Time Period | 3 Months [change] |
Direction | Moves Against |
Strength | Insignificant |
Accuracy | 98.41% |
Values | Daily Returns |
Alphabet Inc Class C vs. Swatch Group AG
Performance |
Timeline |
Alphabet Class C |
Swatch Group AG |
Alphabet and Swatch Group Volatility Contrast
Predicted Return Density |
Returns |
Pair Trading with Alphabet and Swatch Group
The main advantage of trading using opposite Alphabet and Swatch Group positions is that it hedges away some unsystematic risk. Because of two separate transactions, even if Alphabet position performs unexpectedly, Swatch Group can make up some of the losses. Pair trading also minimizes risk from directional movements in the market.

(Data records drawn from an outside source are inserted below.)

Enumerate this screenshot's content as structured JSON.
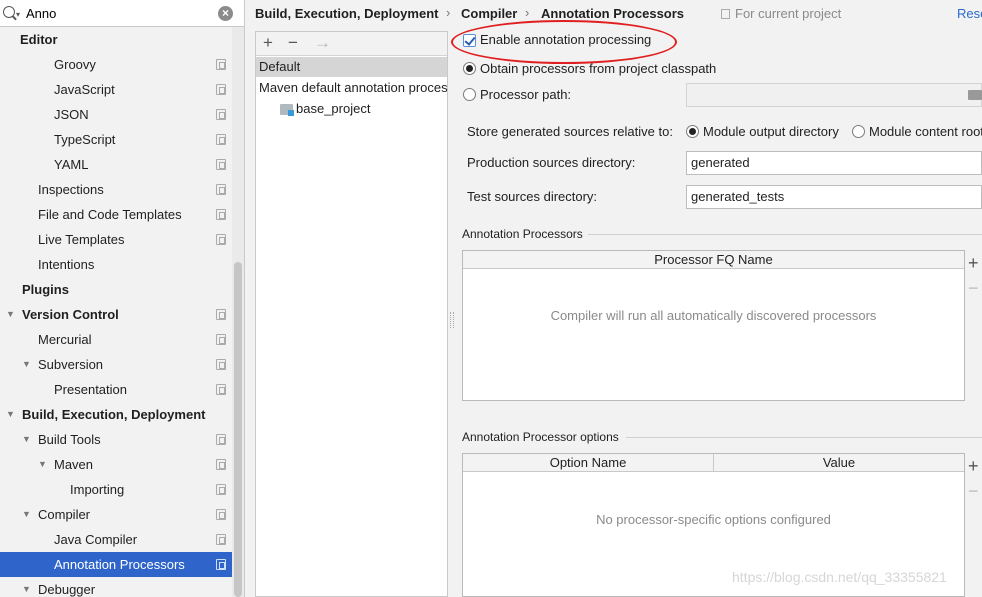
{
  "search": {
    "value": "Anno"
  },
  "sidebar": {
    "items": [
      {
        "label": "Editor",
        "indent": 20,
        "bold": true,
        "arrow": false,
        "copy": false
      },
      {
        "label": "Groovy",
        "indent": 54,
        "bold": false,
        "arrow": false,
        "copy": true
      },
      {
        "label": "JavaScript",
        "indent": 54,
        "bold": false,
        "arrow": false,
        "copy": true
      },
      {
        "label": "JSON",
        "indent": 54,
        "bold": false,
        "arrow": false,
        "copy": true
      },
      {
        "label": "TypeScript",
        "indent": 54,
        "bold": false,
        "arrow": false,
        "copy": true
      },
      {
        "label": "YAML",
        "indent": 54,
        "bold": false,
        "arrow": false,
        "copy": true
      },
      {
        "label": "Inspections",
        "indent": 38,
        "bold": false,
        "arrow": false,
        "copy": true
      },
      {
        "label": "File and Code Templates",
        "indent": 38,
        "bold": false,
        "arrow": false,
        "copy": true
      },
      {
        "label": "Live Templates",
        "indent": 38,
        "bold": false,
        "arrow": false,
        "copy": true
      },
      {
        "label": "Intentions",
        "indent": 38,
        "bold": false,
        "arrow": false,
        "copy": false
      },
      {
        "label": "Plugins",
        "indent": 22,
        "bold": true,
        "arrow": false,
        "copy": false
      },
      {
        "label": "Version Control",
        "indent": 22,
        "bold": true,
        "arrow": true,
        "copy": true
      },
      {
        "label": "Mercurial",
        "indent": 38,
        "bold": false,
        "arrow": false,
        "copy": true
      },
      {
        "label": "Subversion",
        "indent": 38,
        "bold": false,
        "arrow": true,
        "copy": true
      },
      {
        "label": "Presentation",
        "indent": 54,
        "bold": false,
        "arrow": false,
        "copy": true
      },
      {
        "label": "Build, Execution, Deployment",
        "indent": 22,
        "bold": true,
        "arrow": true,
        "copy": false
      },
      {
        "label": "Build Tools",
        "indent": 38,
        "bold": false,
        "arrow": true,
        "copy": true
      },
      {
        "label": "Maven",
        "indent": 54,
        "bold": false,
        "arrow": true,
        "copy": true
      },
      {
        "label": "Importing",
        "indent": 70,
        "bold": false,
        "arrow": false,
        "copy": true
      },
      {
        "label": "Compiler",
        "indent": 38,
        "bold": false,
        "arrow": true,
        "copy": true
      },
      {
        "label": "Java Compiler",
        "indent": 54,
        "bold": false,
        "arrow": false,
        "copy": true
      },
      {
        "label": "Annotation Processors",
        "indent": 54,
        "bold": false,
        "arrow": false,
        "copy": true,
        "selected": true
      },
      {
        "label": "Debugger",
        "indent": 38,
        "bold": false,
        "arrow": true,
        "copy": false
      }
    ]
  },
  "header": {
    "crumb1": "Build, Execution, Deployment",
    "crumb2": "Compiler",
    "crumb3": "Annotation Processors",
    "for_project": "For current project",
    "reset": "Rese"
  },
  "profiles": {
    "default": "Default",
    "maven": "Maven default annotation processors profile",
    "base": "base_project"
  },
  "settings": {
    "enable_label": "Enable annotation processing",
    "obtain_label": "Obtain processors from project classpath",
    "path_label": "Processor path:",
    "store_label": "Store generated sources relative to:",
    "module_output": "Module output directory",
    "module_content": "Module content root",
    "prod_label": "Production sources directory:",
    "prod_value": "generated",
    "test_label": "Test sources directory:",
    "test_value": "generated_tests"
  },
  "processors": {
    "title": "Annotation Processors",
    "column": "Processor FQ Name",
    "empty": "Compiler will run all automatically discovered processors"
  },
  "options": {
    "title": "Annotation Processor options",
    "col_name": "Option Name",
    "col_value": "Value",
    "empty": "No processor-specific options configured"
  },
  "watermark": "https://blog.csdn.net/qq_33355821",
  "colors": {
    "selection": "#2f65ca",
    "annotation_ellipse": "#e02020",
    "link": "#2a6bd1"
  }
}
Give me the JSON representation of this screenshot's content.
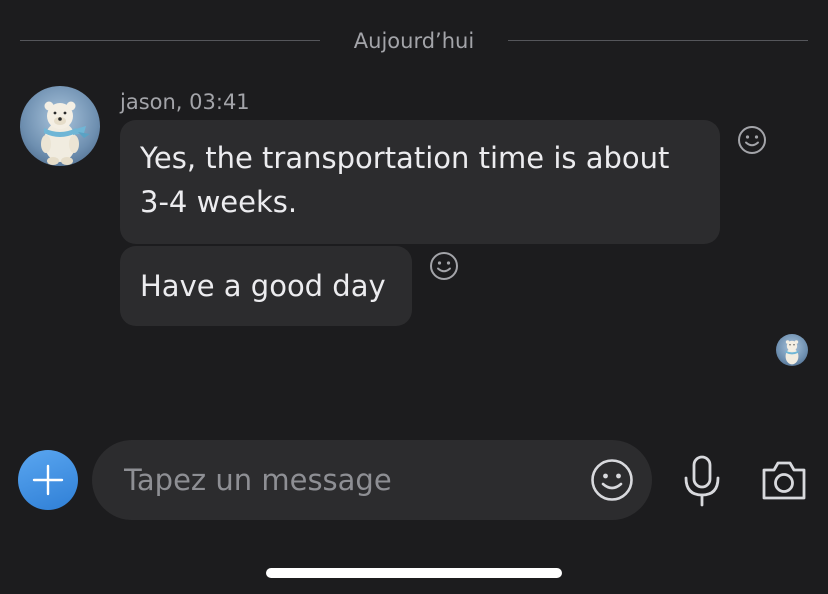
{
  "conversation": {
    "date_divider": "Aujourd’hui",
    "messages": [
      {
        "sender": "jason, 03:41",
        "text": "Yes, the transportation time is about 3-4 weeks."
      },
      {
        "text": "Have a good day"
      }
    ]
  },
  "composer": {
    "placeholder": "Tapez un message"
  },
  "icons": {
    "avatar": "polar-bear-avatar",
    "reaction": "smiley-face-icon",
    "add": "plus-icon",
    "emoji": "smiley-face-icon",
    "mic": "microphone-icon",
    "camera": "camera-icon"
  },
  "colors": {
    "background": "#1c1c1e",
    "bubble": "#2c2c2e",
    "accent": "#3d8fe3",
    "secondary_text": "#a3a4a9"
  }
}
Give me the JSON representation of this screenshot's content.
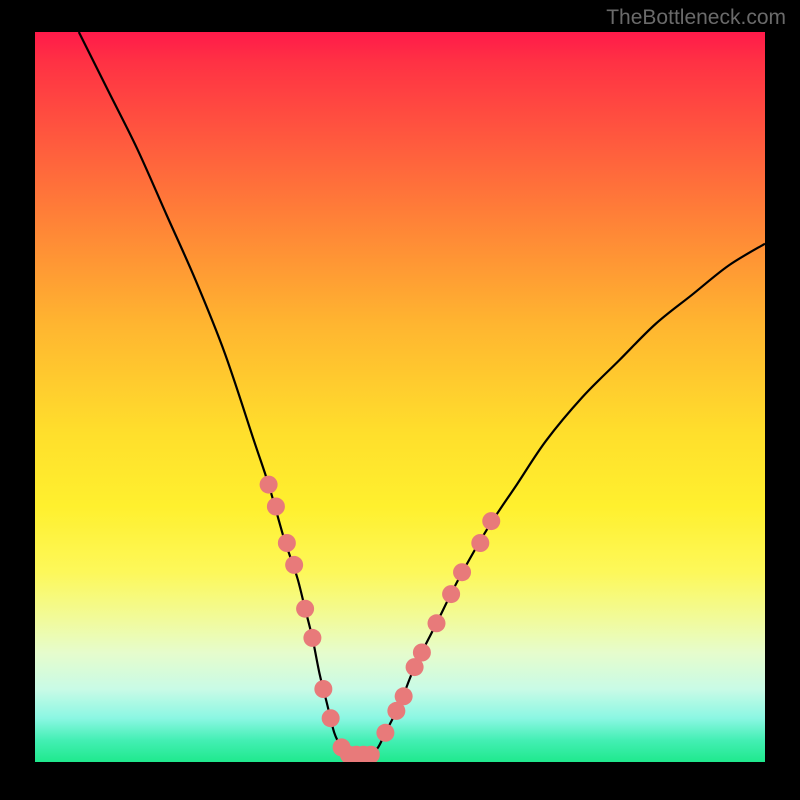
{
  "watermark": "TheBottleneck.com",
  "chart_data": {
    "type": "line",
    "title": "",
    "xlabel": "",
    "ylabel": "",
    "xlim": [
      0,
      100
    ],
    "ylim": [
      0,
      100
    ],
    "grid": false,
    "series": [
      {
        "name": "curve",
        "color": "#000000",
        "x": [
          6,
          10,
          14,
          18,
          22,
          26,
          30,
          32,
          34,
          35,
          36,
          37,
          38,
          39,
          40,
          41,
          42,
          43,
          44,
          45,
          46,
          47,
          48,
          50,
          52,
          55,
          58,
          62,
          66,
          70,
          75,
          80,
          85,
          90,
          95,
          100
        ],
        "y": [
          100,
          92,
          84,
          75,
          66,
          56,
          44,
          38,
          31,
          28,
          25,
          21,
          17,
          12,
          8,
          4,
          2,
          1,
          1,
          1,
          1,
          2,
          4,
          8,
          13,
          19,
          25,
          32,
          38,
          44,
          50,
          55,
          60,
          64,
          68,
          71
        ]
      }
    ],
    "markers": [
      {
        "x": 32.0,
        "y": 38
      },
      {
        "x": 33.0,
        "y": 35
      },
      {
        "x": 34.5,
        "y": 30
      },
      {
        "x": 35.5,
        "y": 27
      },
      {
        "x": 37.0,
        "y": 21
      },
      {
        "x": 38.0,
        "y": 17
      },
      {
        "x": 39.5,
        "y": 10
      },
      {
        "x": 40.5,
        "y": 6
      },
      {
        "x": 42.0,
        "y": 2
      },
      {
        "x": 43.0,
        "y": 1
      },
      {
        "x": 44.0,
        "y": 1
      },
      {
        "x": 45.0,
        "y": 1
      },
      {
        "x": 46.0,
        "y": 1
      },
      {
        "x": 48.0,
        "y": 4
      },
      {
        "x": 49.5,
        "y": 7
      },
      {
        "x": 50.5,
        "y": 9
      },
      {
        "x": 52.0,
        "y": 13
      },
      {
        "x": 53.0,
        "y": 15
      },
      {
        "x": 55.0,
        "y": 19
      },
      {
        "x": 57.0,
        "y": 23
      },
      {
        "x": 58.5,
        "y": 26
      },
      {
        "x": 61.0,
        "y": 30
      },
      {
        "x": 62.5,
        "y": 33
      }
    ],
    "marker_color": "#e87a7a",
    "gradient_stops": [
      {
        "pos": 0,
        "color": "#ff1a4a"
      },
      {
        "pos": 15,
        "color": "#ff5a3e"
      },
      {
        "pos": 40,
        "color": "#ffb530"
      },
      {
        "pos": 65,
        "color": "#fff02e"
      },
      {
        "pos": 85,
        "color": "#e6fccc"
      },
      {
        "pos": 100,
        "color": "#1fe98d"
      }
    ]
  }
}
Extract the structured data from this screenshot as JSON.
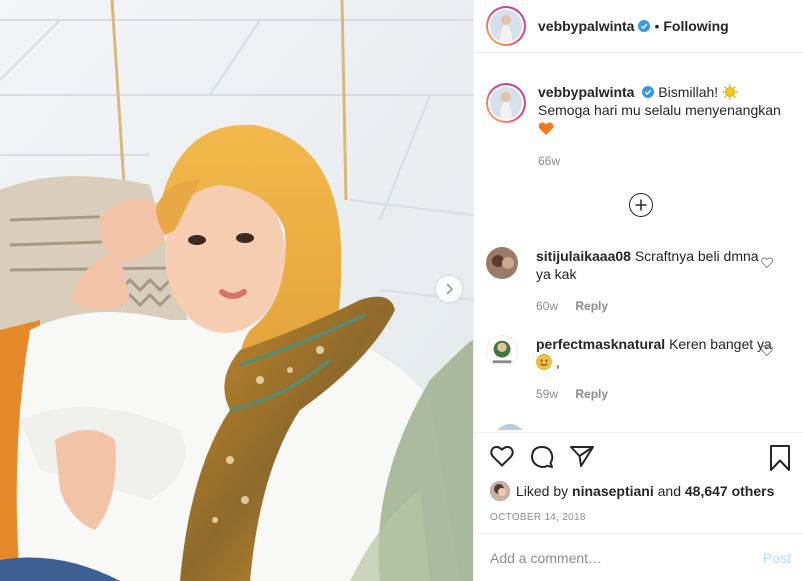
{
  "post": {
    "username": "vebbypalwinta",
    "follow_status": "Following",
    "caption_user": "vebbypalwinta",
    "caption_line1": "Bismillah!",
    "caption_line2": "Semoga hari mu selalu menyenangkan",
    "caption_age": "66w"
  },
  "comments": [
    {
      "user": "sitijulaikaaa08",
      "text": "Scraftnya beli dmna ya kak",
      "age": "60w",
      "reply_label": "Reply"
    },
    {
      "user": "perfectmasknatural",
      "text": "Keren banget ya",
      "text_suffix": ",",
      "age": "59w",
      "reply_label": "Reply"
    }
  ],
  "likes": {
    "prefix": "Liked by",
    "user": "ninaseptiani",
    "middle": "and",
    "count": "48,647 others"
  },
  "date": "OCTOBER 14, 2018",
  "comment_box": {
    "placeholder": "Add a comment…",
    "post_label": "Post"
  },
  "icons": {
    "verified": "verified-badge-icon",
    "sun_emoji": "sun-emoji-icon",
    "heart_emoji": "orange-heart-emoji-icon",
    "smile_emoji": "smiling-face-emoji-icon",
    "like": "heart-outline-icon",
    "comment": "comment-bubble-icon",
    "share": "paper-plane-icon",
    "save": "bookmark-icon",
    "load_more": "plus-circle-icon",
    "next": "chevron-right-icon"
  },
  "colors": {
    "verified": "#3897f0",
    "muted": "#8e8e8e",
    "text": "#262626",
    "post_disabled": "#b2dffc"
  }
}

For example, if an entire industry or sector drops because of unexpected headlines, the short position in Swatch Group will offset losses from the drop in Swatch Group's long position.The idea behind Alphabet Inc Class C and Swatch Group AG pairs trading is to make the combined position market-neutral, meaning the overall market's direction will not affect its win or loss (or potential downside or upside). This can be achieved by designing a pairs trade with two highly correlated stocks or equities that operate in a similar space or sector, making it possible to obtain profits through simple and relatively low-risk investment.Swatch Group vs. Compagnie Financire Richemont | Swatch Group vs. Swiss Life Holding | Swatch Group vs. Swisscom AG | Swatch Group vs. Swiss Re AG |
Check out your portfolio center.Note that this page's information should be used as a complementary analysis to find the right mix of equity instruments to add to your existing portfolios or create a brand new portfolio. You can also try the Portfolio Volatility module to check portfolio volatility and analyze historical return density to properly model market risk.